FarmGate is being developed as a broader market ecosystem rather than a standalone mobile application. Alongside a smartphone app still under development, the platform will include a USSD interface to enable participation by farmers using basic feature phones. Field agents will offer on-the-ground support, while a dedicated website will connect buyers, partners and institutions. At this stage, the model is being tested through simulations and a web-based backend managed by people, allowing refinements before major investment.
The system tracks available food, assesses its quality and estimates how long it can remain edible, then matches it with buyers who can use it in time. Prices adjust based on freshness and demand, replacing guesswork with data-driven decisions. Farmers share details such as crop type, volume, harvest timing and storage conditions through smartphones, USSD or with help from agents. The platform assigns a freshness score, dynamically updates prices as time passes and recommends the most viable offers.
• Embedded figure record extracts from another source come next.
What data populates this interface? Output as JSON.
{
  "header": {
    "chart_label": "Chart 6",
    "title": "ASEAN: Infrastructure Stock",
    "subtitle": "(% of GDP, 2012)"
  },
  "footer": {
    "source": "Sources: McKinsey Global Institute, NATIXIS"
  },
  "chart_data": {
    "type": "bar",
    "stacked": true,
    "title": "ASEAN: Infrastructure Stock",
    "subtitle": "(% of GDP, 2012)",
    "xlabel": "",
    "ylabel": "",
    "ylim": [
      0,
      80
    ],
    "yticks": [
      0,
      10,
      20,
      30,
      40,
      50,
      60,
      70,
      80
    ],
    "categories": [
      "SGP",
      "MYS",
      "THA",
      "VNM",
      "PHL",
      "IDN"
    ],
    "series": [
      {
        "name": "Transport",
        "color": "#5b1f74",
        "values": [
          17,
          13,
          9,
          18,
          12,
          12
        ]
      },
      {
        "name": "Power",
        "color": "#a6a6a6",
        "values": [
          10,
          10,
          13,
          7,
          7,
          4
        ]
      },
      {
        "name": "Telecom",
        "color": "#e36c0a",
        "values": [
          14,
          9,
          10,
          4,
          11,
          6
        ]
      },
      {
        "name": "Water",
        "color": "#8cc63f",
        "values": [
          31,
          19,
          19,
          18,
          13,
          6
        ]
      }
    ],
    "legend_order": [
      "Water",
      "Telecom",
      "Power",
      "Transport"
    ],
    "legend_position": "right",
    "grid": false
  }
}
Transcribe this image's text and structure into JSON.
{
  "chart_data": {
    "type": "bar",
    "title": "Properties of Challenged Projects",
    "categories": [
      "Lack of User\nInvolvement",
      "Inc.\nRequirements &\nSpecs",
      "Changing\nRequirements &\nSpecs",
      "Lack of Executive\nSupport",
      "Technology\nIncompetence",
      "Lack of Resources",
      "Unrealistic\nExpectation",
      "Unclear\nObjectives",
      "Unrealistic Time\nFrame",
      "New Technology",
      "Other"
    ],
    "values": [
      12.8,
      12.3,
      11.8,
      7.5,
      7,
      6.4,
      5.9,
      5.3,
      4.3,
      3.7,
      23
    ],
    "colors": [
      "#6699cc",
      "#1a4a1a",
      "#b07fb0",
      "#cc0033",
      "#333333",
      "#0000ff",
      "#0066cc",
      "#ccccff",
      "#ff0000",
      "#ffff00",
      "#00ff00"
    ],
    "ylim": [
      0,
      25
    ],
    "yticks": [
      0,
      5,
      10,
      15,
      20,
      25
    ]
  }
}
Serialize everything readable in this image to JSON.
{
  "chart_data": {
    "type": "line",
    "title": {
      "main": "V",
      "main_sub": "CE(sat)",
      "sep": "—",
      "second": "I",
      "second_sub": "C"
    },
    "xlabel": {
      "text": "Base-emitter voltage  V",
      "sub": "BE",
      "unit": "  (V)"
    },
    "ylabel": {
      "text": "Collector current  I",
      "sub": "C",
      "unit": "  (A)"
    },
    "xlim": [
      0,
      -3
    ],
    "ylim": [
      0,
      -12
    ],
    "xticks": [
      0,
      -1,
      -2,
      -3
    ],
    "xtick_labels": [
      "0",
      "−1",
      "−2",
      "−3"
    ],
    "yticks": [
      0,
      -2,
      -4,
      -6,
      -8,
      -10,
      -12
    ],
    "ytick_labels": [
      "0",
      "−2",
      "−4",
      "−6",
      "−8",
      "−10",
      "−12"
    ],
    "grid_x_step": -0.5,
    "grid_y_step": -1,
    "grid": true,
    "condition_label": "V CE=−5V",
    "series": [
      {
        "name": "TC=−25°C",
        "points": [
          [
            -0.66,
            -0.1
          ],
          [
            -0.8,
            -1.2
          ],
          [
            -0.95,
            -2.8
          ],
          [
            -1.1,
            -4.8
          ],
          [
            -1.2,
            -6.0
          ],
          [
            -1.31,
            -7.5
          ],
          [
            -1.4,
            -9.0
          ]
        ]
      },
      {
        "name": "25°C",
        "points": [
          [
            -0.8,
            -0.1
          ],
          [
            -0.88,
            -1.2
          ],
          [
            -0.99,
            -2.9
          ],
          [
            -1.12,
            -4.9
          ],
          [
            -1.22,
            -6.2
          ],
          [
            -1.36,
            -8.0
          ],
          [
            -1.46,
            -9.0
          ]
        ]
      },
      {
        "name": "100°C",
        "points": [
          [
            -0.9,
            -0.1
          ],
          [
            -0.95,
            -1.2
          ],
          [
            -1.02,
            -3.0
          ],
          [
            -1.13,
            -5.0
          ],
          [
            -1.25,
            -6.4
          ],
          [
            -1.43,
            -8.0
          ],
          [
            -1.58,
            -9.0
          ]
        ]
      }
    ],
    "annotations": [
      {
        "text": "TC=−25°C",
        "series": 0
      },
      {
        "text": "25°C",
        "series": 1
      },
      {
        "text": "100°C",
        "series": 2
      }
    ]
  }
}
Beyond digital coordination, FarmGate integrates physical storage solutions, including short-term solar-powered cold storage, and redistribution pathways that redirect food nearing spoilage to secondary markets, processors or institutions instead of landfills. According to Kyobutungi, the system actively manages food movement before it becomes waste.
The intervention comes at a critical moment, as climate variability disrupts harvest cycles and rapid urbanisation strains informal food markets not designed for current volumes. Kyobutungi argues that reducing food system waste represents one of the fastest and least recognised opportunities for climate action as cities expand and climate shocks intensify.
Although FarmGate Digital is still in the prototyping and pilot phase, early indicators suggest positive shifts in farmer behaviour. Farmers receiving better price and timing signals are delaying distress sales, experiencing fewer rejections and showing strong demand for short-term storage. Pilot data and comparable initiatives suggest the model could cut food loss by 10 to 20 percent among active users and help farmers recover 18 to 25 percent of income typically lost to underpricing, while keeping more nutritious food in circulation.
While technology is central to the platform, Kyobutungi emphasises that the real innovation lies in system design rather than tools alone. The model uses data to coordinate timing, quality, pricing and storage decisions across farmers, buyers and markets, and is intentionally built to function across smartphones, feature phones and agent networks.
As FarmGate Digital prepares for the continental finals in South Africa under the MTN-supported Pachi Panda Innovation Challenge, Kyobutungi says the solution is built to scale while remaining sensitive to local realities.